Story is a part of our humanity, we see it on the cave paintings at Lascaux and in Xbox Games, Novels, Blogs, Fanzines, Shakespeare, and the oral traditions before, during and after the invention of the printing press. Story is a part of us, we enjoy regaling others with our tales, and sometimes we add flourishes and bend the truth here and there to make it seem more exciting, or as we might say a drama.
Storytelling is traditionally made of THREE parts. Beginning, Middle and End. And we understand story on a deep level, for we have a story that has these three parts too, from our birth to our death.
A well-written script will follow some basic rules of storytelling and that is that however the story is told, it will more often than not feature a beginning, middle and a end.
Story begins with an inciting incident, something gets the story going. Red Riding Hood’s tale is fairly boring until she is sent to Grandmother’s House. It is this ‘being sent on an errand’ that incites the entire story. Without it, the story doesn’t exist.
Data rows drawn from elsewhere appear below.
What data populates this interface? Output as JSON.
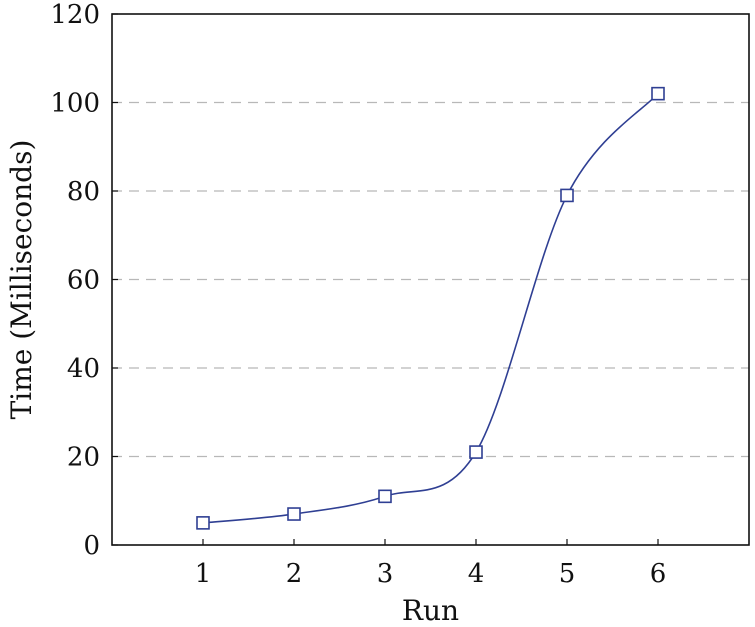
{
  "chart_data": {
    "type": "line",
    "title": "",
    "xlabel": "Run",
    "ylabel": "Time (Milliseconds)",
    "xlim": [
      0,
      7
    ],
    "ylim": [
      0,
      120
    ],
    "x_ticks": [
      "1",
      "2",
      "3",
      "4",
      "5",
      "6"
    ],
    "y_ticks": [
      "0",
      "20",
      "40",
      "60",
      "80",
      "100",
      "120"
    ],
    "grid": "horizontal dashed",
    "legend": "none",
    "series": [
      {
        "color": "#2f3f93",
        "marker": "square-open",
        "x": [
          1,
          2,
          3,
          4,
          5,
          6
        ],
        "y": [
          5,
          7,
          11,
          21,
          79,
          102
        ]
      }
    ]
  }
}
The Protagonist, in this case it is Red Riding Hood, is then sent on a dramatic journey and she becomes The Hero. One could easily argue that her first meeting with the wolf is also an inciting incident, but it is infact simply a conflict, something that temporarily hinders her on her way to her goal. A story continues by building the difficult of the conflicts, if you like barriers that are raised, the Wolf becomes increasingly sly and increasingly tries to eat her. As the conflict builds, there is more and more at stake for both the Protagonist and the Antagonist (Mr Wolf). As the stakes rise, the dramatic tension increases as we place ourselves in the shoes of the Hero under immense pressure.
At some point, all of this tension reaches a crisis point. At the crisis point, it is live or die, do or die, go or stay. This can simply be about whether the character, Red Riding Hood escapes the Wolf (and in some versions) or he is killed by the local Woodchopper. Or the Sheriff kills the shark, Daniel defeats the Bully or Bob Ford kills Jesse. This invokes the highest point of dramatic tension, when the tension cannot build any further and this is the climax of the story. At this point, the story comes to a resolution, the point at which the cause of all the conflict has now dissipated and the Hero has either won or lost. When the resolution comes, the audience knows it’s time to go home.
Understanding the mechanics of story can help you to understand more about the job of the actor, the professional storyteller.